Managing Risk With Estimates

This content is syndicated from George Dinwiddie's blog by George Dinwiddie. To view the original post in full, click here.

Used with care, software development estimates can help you manage project risks. They let you peer into the future, though only as well as your current understanding allows. Estimating based on what you know is easy. Estimating based on what you know you don’t know is possible. Allowing for what you don’t know you don’t know is prudent.

Managing risk is a dynamic process. I’ve seen people document a risk in a “Risk Register” document and promptly ignore it. That’s not management. Instead, consider different ways a risk might be reduced in likelihood or consequence. When time or cost is of the essence, think about how you’ll determine what you can afford, and when you need to take a second-choice approach.

I once worked on a project where we had to remove the requirement to log in for viewing certain documents, such as a Form 10K. The system had been built with the assumption that the user would always be logged in, though they could create a login that would give them immediate access to such open documents. A change in SEC ruling meant that the organization would be liable for expensive daily fines if new behavior was not deployed by December 31.

The existing code checked the access rights in numerous places. In some places, a user would be permitted or denied access to the document.

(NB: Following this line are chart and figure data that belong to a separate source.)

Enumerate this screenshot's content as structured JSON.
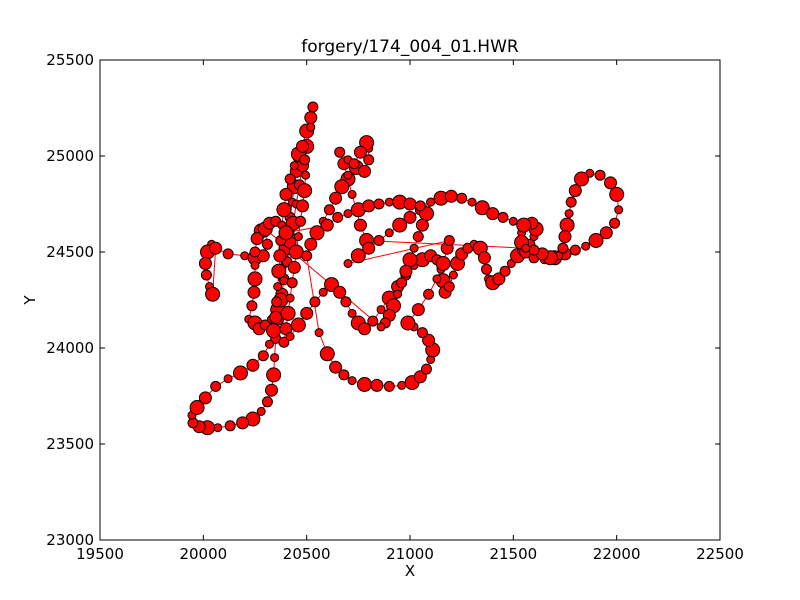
{
  "chart_data": {
    "type": "scatter",
    "title": "forgery/174_004_01.HWR",
    "xlabel": "X",
    "ylabel": "Y",
    "xlim": [
      19500,
      22500
    ],
    "ylim": [
      23000,
      25500
    ],
    "xticks": [
      19500,
      20000,
      20500,
      21000,
      21500,
      22000,
      22500
    ],
    "yticks": [
      23000,
      23500,
      24000,
      24500,
      25000,
      25500
    ],
    "grid": false,
    "legend": "none",
    "marker_color": "#ff0000",
    "marker_edge_color": "#000000",
    "line_color": "#ff0000",
    "series": [
      {
        "values": [
          [
            20040,
            24540
          ],
          [
            20020,
            24500
          ],
          [
            20010,
            24440
          ],
          [
            20015,
            24380
          ],
          [
            20030,
            24320
          ],
          [
            20045,
            24280
          ],
          [
            20060,
            24520
          ],
          [
            20120,
            24490
          ],
          [
            20200,
            24480
          ],
          [
            20250,
            24470
          ],
          [
            20290,
            24480
          ],
          [
            20310,
            24540
          ],
          [
            20300,
            24600
          ],
          [
            20280,
            24610
          ],
          [
            20260,
            24570
          ],
          [
            20250,
            24500
          ],
          [
            20250,
            24430
          ],
          [
            20250,
            24360
          ],
          [
            20245,
            24290
          ],
          [
            20235,
            24220
          ],
          [
            20220,
            24150
          ],
          [
            20250,
            24130
          ],
          [
            20270,
            24100
          ],
          [
            20300,
            24120
          ],
          [
            20330,
            24150
          ],
          [
            20360,
            24200
          ],
          [
            20380,
            24280
          ],
          [
            20390,
            24360
          ],
          [
            20395,
            24440
          ],
          [
            20400,
            24520
          ],
          [
            20410,
            24600
          ],
          [
            20420,
            24680
          ],
          [
            20430,
            24760
          ],
          [
            20440,
            24840
          ],
          [
            20450,
            24920
          ],
          [
            20460,
            24990
          ],
          [
            20480,
            25060
          ],
          [
            20500,
            25130
          ],
          [
            20520,
            25200
          ],
          [
            20530,
            25255
          ],
          [
            20520,
            25150
          ],
          [
            20500,
            25050
          ],
          [
            20480,
            24950
          ],
          [
            20465,
            24850
          ],
          [
            20450,
            24750
          ],
          [
            20435,
            24650
          ],
          [
            20420,
            24550
          ],
          [
            20405,
            24450
          ],
          [
            20390,
            24350
          ],
          [
            20375,
            24250
          ],
          [
            20360,
            24150
          ],
          [
            20350,
            24050
          ],
          [
            20345,
            23950
          ],
          [
            20340,
            23860
          ],
          [
            20330,
            23780
          ],
          [
            20310,
            23720
          ],
          [
            20280,
            23670
          ],
          [
            20240,
            23630
          ],
          [
            20190,
            23610
          ],
          [
            20130,
            23595
          ],
          [
            20070,
            23585
          ],
          [
            20020,
            23585
          ],
          [
            19980,
            23590
          ],
          [
            19950,
            23610
          ],
          [
            19945,
            23650
          ],
          [
            19970,
            23690
          ],
          [
            20010,
            23740
          ],
          [
            20060,
            23800
          ],
          [
            20120,
            23840
          ],
          [
            20180,
            23870
          ],
          [
            20240,
            23910
          ],
          [
            20290,
            23960
          ],
          [
            20320,
            24020
          ],
          [
            20340,
            24090
          ],
          [
            20350,
            24160
          ],
          [
            20355,
            24240
          ],
          [
            20360,
            24320
          ],
          [
            20365,
            24400
          ],
          [
            20370,
            24480
          ],
          [
            20375,
            24560
          ],
          [
            20380,
            24640
          ],
          [
            20390,
            24720
          ],
          [
            20400,
            24800
          ],
          [
            20420,
            24880
          ],
          [
            20440,
            24950
          ],
          [
            20460,
            25010
          ],
          [
            20480,
            25050
          ],
          [
            20490,
            24980
          ],
          [
            20495,
            24900
          ],
          [
            20490,
            24820
          ],
          [
            20480,
            24740
          ],
          [
            20470,
            24660
          ],
          [
            20460,
            24580
          ],
          [
            20450,
            24500
          ],
          [
            20440,
            24420
          ],
          [
            20430,
            24340
          ],
          [
            20420,
            24260
          ],
          [
            20410,
            24180
          ],
          [
            20400,
            24100
          ],
          [
            20390,
            24030
          ],
          [
            20420,
            24060
          ],
          [
            20460,
            24120
          ],
          [
            20500,
            24180
          ],
          [
            20540,
            24240
          ],
          [
            20580,
            24290
          ],
          [
            20620,
            24330
          ],
          [
            20660,
            24290
          ],
          [
            20690,
            24240
          ],
          [
            20720,
            24180
          ],
          [
            20750,
            24130
          ],
          [
            20780,
            24100
          ],
          [
            20820,
            24140
          ],
          [
            20860,
            24200
          ],
          [
            20900,
            24260
          ],
          [
            20940,
            24320
          ],
          [
            20980,
            24380
          ],
          [
            21020,
            24430
          ],
          [
            21060,
            24460
          ],
          [
            21100,
            24480
          ],
          [
            21130,
            24460
          ],
          [
            21150,
            24410
          ],
          [
            21160,
            24350
          ],
          [
            21170,
            24290
          ],
          [
            21190,
            24320
          ],
          [
            21210,
            24380
          ],
          [
            21230,
            24440
          ],
          [
            21250,
            24490
          ],
          [
            21280,
            24520
          ],
          [
            21310,
            24540
          ],
          [
            21340,
            24520
          ],
          [
            21360,
            24470
          ],
          [
            21370,
            24410
          ],
          [
            21380,
            24360
          ],
          [
            21400,
            24340
          ],
          [
            21430,
            24360
          ],
          [
            21460,
            24400
          ],
          [
            21490,
            24440
          ],
          [
            21520,
            24480
          ],
          [
            21550,
            24510
          ],
          [
            21580,
            24540
          ],
          [
            21600,
            24580
          ],
          [
            21610,
            24620
          ],
          [
            21590,
            24650
          ],
          [
            21560,
            24640
          ],
          [
            21540,
            24600
          ],
          [
            21540,
            24550
          ],
          [
            21560,
            24500
          ],
          [
            21600,
            24470
          ],
          [
            21650,
            24460
          ],
          [
            21700,
            24470
          ],
          [
            21750,
            24490
          ],
          [
            21800,
            24510
          ],
          [
            21850,
            24530
          ],
          [
            21900,
            24560
          ],
          [
            21950,
            24600
          ],
          [
            21990,
            24650
          ],
          [
            22010,
            24720
          ],
          [
            22000,
            24800
          ],
          [
            21970,
            24860
          ],
          [
            21920,
            24900
          ],
          [
            21870,
            24910
          ],
          [
            21830,
            24880
          ],
          [
            21800,
            24820
          ],
          [
            21780,
            24760
          ],
          [
            21770,
            24700
          ],
          [
            21760,
            24640
          ],
          [
            21750,
            24580
          ],
          [
            21740,
            24520
          ],
          [
            21720,
            24480
          ],
          [
            21680,
            24470
          ],
          [
            21640,
            24490
          ],
          [
            21600,
            24510
          ],
          [
            21560,
            24520
          ],
          [
            20790,
            24560
          ],
          [
            20760,
            24640
          ],
          [
            20740,
            24720
          ],
          [
            20720,
            24800
          ],
          [
            20700,
            24880
          ],
          [
            20680,
            24960
          ],
          [
            20660,
            25020
          ],
          [
            20700,
            24980
          ],
          [
            20740,
            24940
          ],
          [
            20780,
            24920
          ],
          [
            20800,
            24980
          ],
          [
            20800,
            25040
          ],
          [
            20790,
            25070
          ],
          [
            20760,
            25020
          ],
          [
            20730,
            24960
          ],
          [
            20700,
            24900
          ],
          [
            20670,
            24840
          ],
          [
            20640,
            24780
          ],
          [
            20610,
            24720
          ],
          [
            20580,
            24660
          ],
          [
            20550,
            24600
          ],
          [
            20520,
            24540
          ],
          [
            20500,
            24480
          ],
          [
            20560,
            24080
          ],
          [
            20600,
            23970
          ],
          [
            20640,
            23900
          ],
          [
            20680,
            23860
          ],
          [
            20720,
            23830
          ],
          [
            20780,
            23810
          ],
          [
            20840,
            23805
          ],
          [
            20900,
            23800
          ],
          [
            20960,
            23805
          ],
          [
            21010,
            23820
          ],
          [
            21050,
            23850
          ],
          [
            21080,
            23890
          ],
          [
            21100,
            23940
          ],
          [
            21110,
            23990
          ],
          [
            21090,
            24040
          ],
          [
            21060,
            24080
          ],
          [
            21020,
            24110
          ],
          [
            20990,
            24130
          ],
          [
            21040,
            24200
          ],
          [
            21090,
            24280
          ],
          [
            21130,
            24360
          ],
          [
            21160,
            24440
          ],
          [
            21180,
            24520
          ],
          [
            21190,
            24560
          ],
          [
            20700,
            24440
          ],
          [
            20750,
            24480
          ],
          [
            20800,
            24520
          ],
          [
            20850,
            24560
          ],
          [
            20900,
            24600
          ],
          [
            20950,
            24640
          ],
          [
            21000,
            24680
          ],
          [
            21050,
            24720
          ],
          [
            21100,
            24760
          ],
          [
            21080,
            24700
          ],
          [
            21060,
            24640
          ],
          [
            21040,
            24580
          ],
          [
            21020,
            24520
          ],
          [
            21000,
            24460
          ],
          [
            20980,
            24400
          ],
          [
            20960,
            24340
          ],
          [
            20940,
            24280
          ],
          [
            20920,
            24220
          ],
          [
            20900,
            24170
          ],
          [
            20880,
            24130
          ],
          [
            20860,
            24110
          ],
          [
            20300,
            24620
          ],
          [
            20320,
            24650
          ],
          [
            20350,
            24660
          ],
          [
            20380,
            24640
          ],
          [
            20400,
            24600
          ],
          [
            20600,
            24640
          ],
          [
            20650,
            24680
          ],
          [
            20700,
            24700
          ],
          [
            20750,
            24720
          ],
          [
            20800,
            24740
          ],
          [
            20850,
            24750
          ],
          [
            20900,
            24760
          ],
          [
            20950,
            24760
          ],
          [
            21000,
            24750
          ],
          [
            21050,
            24740
          ],
          [
            21100,
            24760
          ],
          [
            21150,
            24780
          ],
          [
            21200,
            24790
          ],
          [
            21250,
            24780
          ],
          [
            21300,
            24760
          ],
          [
            21350,
            24730
          ],
          [
            21400,
            24700
          ],
          [
            21450,
            24680
          ],
          [
            21500,
            24660
          ],
          [
            21550,
            24640
          ]
        ]
      }
    ]
  }
}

In other places, a user might or might not be able to see the existence of a document when they did not have access to the document itself. Access right might be granted on an individual basis, a company basis, or a group basis. There were similar, though slightly more complicated, business rules governing the access required for the documents, themselves.

There were at least two possible approaches. We could patch the logic of each of those places. Or we could refactor to remove the duplication and implement the logic in one area. The latter approach was clearly superior for the long term, but was also more work, touching more code. It was only considered feasible if it could meet the short term deadline. Missing the SEC deadline was not considered a successful outcome.

Estimates predicted the refactoring could be done in time, by a small margin. Work started, in an order that touched one area of functionality at a time. If the estimates proved optimistic, there would still be time to switch approaches as long as we’d left the other areas of functionality untouched and working. The first couple of areas, of course, took longer than later ones. They required the initial implementation of functionality that would be extended and shared by the other areas. By the time these were completed, the safety margin had shrunk. Should we proceed with the refactoring?

Since the these two areas were completed and working, the time needed to patch all of the duplicate logic was now reduced; there were two fewer places to patch. I considered that enough leeway to support continuing with the refactoring. The project manager was nervous. The estimates of the remaining areas looked optimistic to her, given the time the first two had taken. As it turned out, the remaining estimates were a bit pessimistic, and the safety margin started to grow again with each area that was refactored to the new approach. The reduced time to implement and test each remaining area allowed the deadline to be met, and a few customer annoyances to be fixed, as well.

This story has a happy ending, but it’s instructive to look at places where things might have turned out differently. The initial estimates might have shown that there was insufficient time for the refactoring, or that patching the code had little margin for safety, itself. Either of these might have lead to choosing what was considered the simpler, safer approach, patching the code.

This team was not experienced at refactoring legacy code, and might have had difficulty either estimating or performing the refactoring without me. This team would have likely estimated the refactoring very pessimistically, but I’ve seen other teams who were overly optimistic about their ability to refactor an existing code base. Either way, the confidence that the project manager placed in the estimates would likely have been lower. I think she would not have agreed to the refactoring without my confidence, and the ability to double-check the progress along the way.

I was not new to this code. I had been working with it for a few months, and had already made some progress in finding seams to isolate sections for testability. I had put characterization tests around those sections that were substantially unchanged. These tests had proven pretty good at alerting me when I stumbled across a new assumption in the code about which I was ignorant. This knowledge, and the fact that I was finding the code more flexible for new requirements, gave me confidence that I could successfully refactor within the time constraint. Without knowledge of the code base and some past experience developing in it, my estimates would have had a wider margin of error.

The first couple areas had taken longer than I expected. I ran into a few of those unknown assumptions in the code. Had they taken longer than they did, we would have likely switched gears to patching the code. In spite of these estimates having been a bit optimistic, I still felt confident in the remaining estimates. There might still be a few special cases in the access logic, but I now had a module with good test coverage, and had solved an infrastructure problem with testing the database access. If subsequent implementation had not supported my confidence, we still would have switched gears at that point.

When estimates are used for managing risk, they can’t be performed one time and then forgotten. The confidence place in them needs to be examined for flaws in the assumptions. They need to be tested by comparison with actuals. When actuals and estimates disagree, believe the actuals. Consider what that may mean for other estimates. Do they need to be adjusted based on new knowledge or adjusted assumptions?

Estimates are never guarantees. They are, however, a useful tool for achieving the best future we can while minimizing the downside of risk.